Before I replied, I took some time to read his "extensive" posts. The first one sets the stage. The fourth one is exactly opposite. I usually don't bother with stuff like this. This one just ruffled my feathers.
Of course they do it intentionally. They do it intentionally because of the response it engenders from their customers. If they bought cheaper products or cheapened an existing product and it didn't sell, they would either stop doing that or go out of business.
And every company, the world over, is trying to figure out how to increase their profits. That is why they exist. To make money. One way to do it is to sell a product at the same price as before but find a way to decrease the production cost (increasing the margin). Another is to lower the retail price, selling on a tighter margin but have more people buy it than before so the gross profit earned by the company on the aggregate of sales increase. For a given product and market, these strategies either work or they don't work. It's not some freaking conspiracy AND ANYONE IS FREE TO PONY UP THEIR OWN MONEY IF THEY CAN DO A BETTER JOB!

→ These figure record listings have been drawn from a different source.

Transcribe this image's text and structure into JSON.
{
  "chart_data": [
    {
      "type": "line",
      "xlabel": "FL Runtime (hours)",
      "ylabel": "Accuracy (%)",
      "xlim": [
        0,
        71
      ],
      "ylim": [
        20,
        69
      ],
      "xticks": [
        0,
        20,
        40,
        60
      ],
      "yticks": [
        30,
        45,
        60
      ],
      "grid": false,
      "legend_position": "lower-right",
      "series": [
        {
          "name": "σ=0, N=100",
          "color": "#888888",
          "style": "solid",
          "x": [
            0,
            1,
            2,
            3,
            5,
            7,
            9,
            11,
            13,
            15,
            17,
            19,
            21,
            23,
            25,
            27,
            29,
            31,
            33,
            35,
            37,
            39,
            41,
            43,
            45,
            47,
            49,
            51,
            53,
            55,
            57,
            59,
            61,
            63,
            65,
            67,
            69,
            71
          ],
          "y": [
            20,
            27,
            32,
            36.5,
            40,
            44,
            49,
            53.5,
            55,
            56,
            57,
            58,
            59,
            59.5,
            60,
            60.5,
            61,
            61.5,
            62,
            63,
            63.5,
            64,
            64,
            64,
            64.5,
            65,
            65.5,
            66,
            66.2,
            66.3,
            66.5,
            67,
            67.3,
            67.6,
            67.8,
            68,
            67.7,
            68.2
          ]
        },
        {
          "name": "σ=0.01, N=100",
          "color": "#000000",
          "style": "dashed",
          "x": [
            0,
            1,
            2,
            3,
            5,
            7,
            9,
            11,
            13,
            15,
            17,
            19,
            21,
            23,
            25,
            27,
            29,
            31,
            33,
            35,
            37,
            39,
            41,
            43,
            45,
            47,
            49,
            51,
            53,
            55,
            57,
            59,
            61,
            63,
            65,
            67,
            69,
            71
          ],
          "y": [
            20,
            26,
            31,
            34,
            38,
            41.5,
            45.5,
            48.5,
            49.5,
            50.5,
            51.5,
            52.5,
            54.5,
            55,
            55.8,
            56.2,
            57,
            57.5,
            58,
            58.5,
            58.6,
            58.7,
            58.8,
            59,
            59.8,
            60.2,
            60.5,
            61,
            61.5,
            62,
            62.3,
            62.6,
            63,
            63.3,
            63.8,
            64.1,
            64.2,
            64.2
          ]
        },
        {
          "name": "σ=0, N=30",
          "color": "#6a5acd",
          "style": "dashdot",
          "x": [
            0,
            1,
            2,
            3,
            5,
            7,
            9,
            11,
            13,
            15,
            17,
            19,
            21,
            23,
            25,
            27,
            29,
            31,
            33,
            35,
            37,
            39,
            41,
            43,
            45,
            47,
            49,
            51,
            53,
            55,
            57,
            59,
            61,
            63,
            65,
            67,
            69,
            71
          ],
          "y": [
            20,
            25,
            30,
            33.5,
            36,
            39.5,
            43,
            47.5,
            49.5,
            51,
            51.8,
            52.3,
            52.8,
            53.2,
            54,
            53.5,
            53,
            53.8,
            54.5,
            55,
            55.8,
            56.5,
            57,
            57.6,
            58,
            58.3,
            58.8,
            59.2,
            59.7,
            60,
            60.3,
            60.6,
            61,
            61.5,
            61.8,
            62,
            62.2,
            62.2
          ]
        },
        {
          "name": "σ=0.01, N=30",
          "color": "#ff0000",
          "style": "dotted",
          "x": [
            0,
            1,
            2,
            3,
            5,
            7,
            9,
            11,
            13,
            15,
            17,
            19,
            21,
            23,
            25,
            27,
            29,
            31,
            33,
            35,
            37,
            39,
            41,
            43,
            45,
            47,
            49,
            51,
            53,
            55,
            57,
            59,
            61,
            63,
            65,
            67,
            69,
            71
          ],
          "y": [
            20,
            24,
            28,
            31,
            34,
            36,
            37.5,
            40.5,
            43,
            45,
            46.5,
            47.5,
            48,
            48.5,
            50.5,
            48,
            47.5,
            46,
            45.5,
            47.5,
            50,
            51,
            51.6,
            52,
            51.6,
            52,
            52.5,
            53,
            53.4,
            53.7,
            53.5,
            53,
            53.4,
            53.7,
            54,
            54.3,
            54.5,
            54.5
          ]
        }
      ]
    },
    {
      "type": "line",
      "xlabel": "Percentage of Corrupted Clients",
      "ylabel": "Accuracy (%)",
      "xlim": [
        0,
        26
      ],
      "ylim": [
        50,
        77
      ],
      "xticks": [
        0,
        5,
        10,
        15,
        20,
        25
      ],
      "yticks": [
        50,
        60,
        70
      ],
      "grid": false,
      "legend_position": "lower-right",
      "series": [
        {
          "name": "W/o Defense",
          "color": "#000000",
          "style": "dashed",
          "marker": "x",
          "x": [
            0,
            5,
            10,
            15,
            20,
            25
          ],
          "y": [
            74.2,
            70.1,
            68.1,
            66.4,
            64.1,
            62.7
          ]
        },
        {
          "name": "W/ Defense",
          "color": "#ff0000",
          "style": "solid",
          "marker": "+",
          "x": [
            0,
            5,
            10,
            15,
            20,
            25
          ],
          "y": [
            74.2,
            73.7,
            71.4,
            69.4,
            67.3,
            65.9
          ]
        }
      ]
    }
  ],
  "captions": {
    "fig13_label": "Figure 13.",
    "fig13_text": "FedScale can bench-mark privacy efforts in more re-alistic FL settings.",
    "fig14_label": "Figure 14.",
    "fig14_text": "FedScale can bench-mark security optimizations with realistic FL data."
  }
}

I know something about this subject having used my own knowledge and cash for 35 years to make a living, at the same time providing jobs for people who didn't have the personal confidence to risk their own assets in the same pursuit. If my reward at the end of the day was greater than theirs, I am fine with that.
No one forces anyone to buy cheap crap. I don't buy cheap crap for areas of my life I care about. But I have watched many companies fail because they came into the market place imagining there were enough people who valued quality that it could support their endeavors.
It's very easy to blame Walmart, Cabelas or similar enterprises for the lack of quality in products. But no one forces you to buy. I buy Filson products, I buy Orvis products, I buy Le Chameau rubber boots and Russell boots. I won't buy a gun of lesser quality than a B gun. And I have around 20 shotguns. That's a choice I have made.
But I don't crap on the products or companies that are providing a service that is enjoyed by some segment of the marketplace and I don't buy the idiotic notion that our lack of choice for quality products is the result of a conspiracy of money grubbing fat cats.
If you want quality, step up and pay for it. If you want to know why made in Canada or the US is so expensive, look around at your fellow enablers of the nanny state government and the taxes required to support it. If you want a government that wipes your ass and thinks for you, it costs money.
Me thinks there are a greater number of gun owning socialists here than I may have imagined.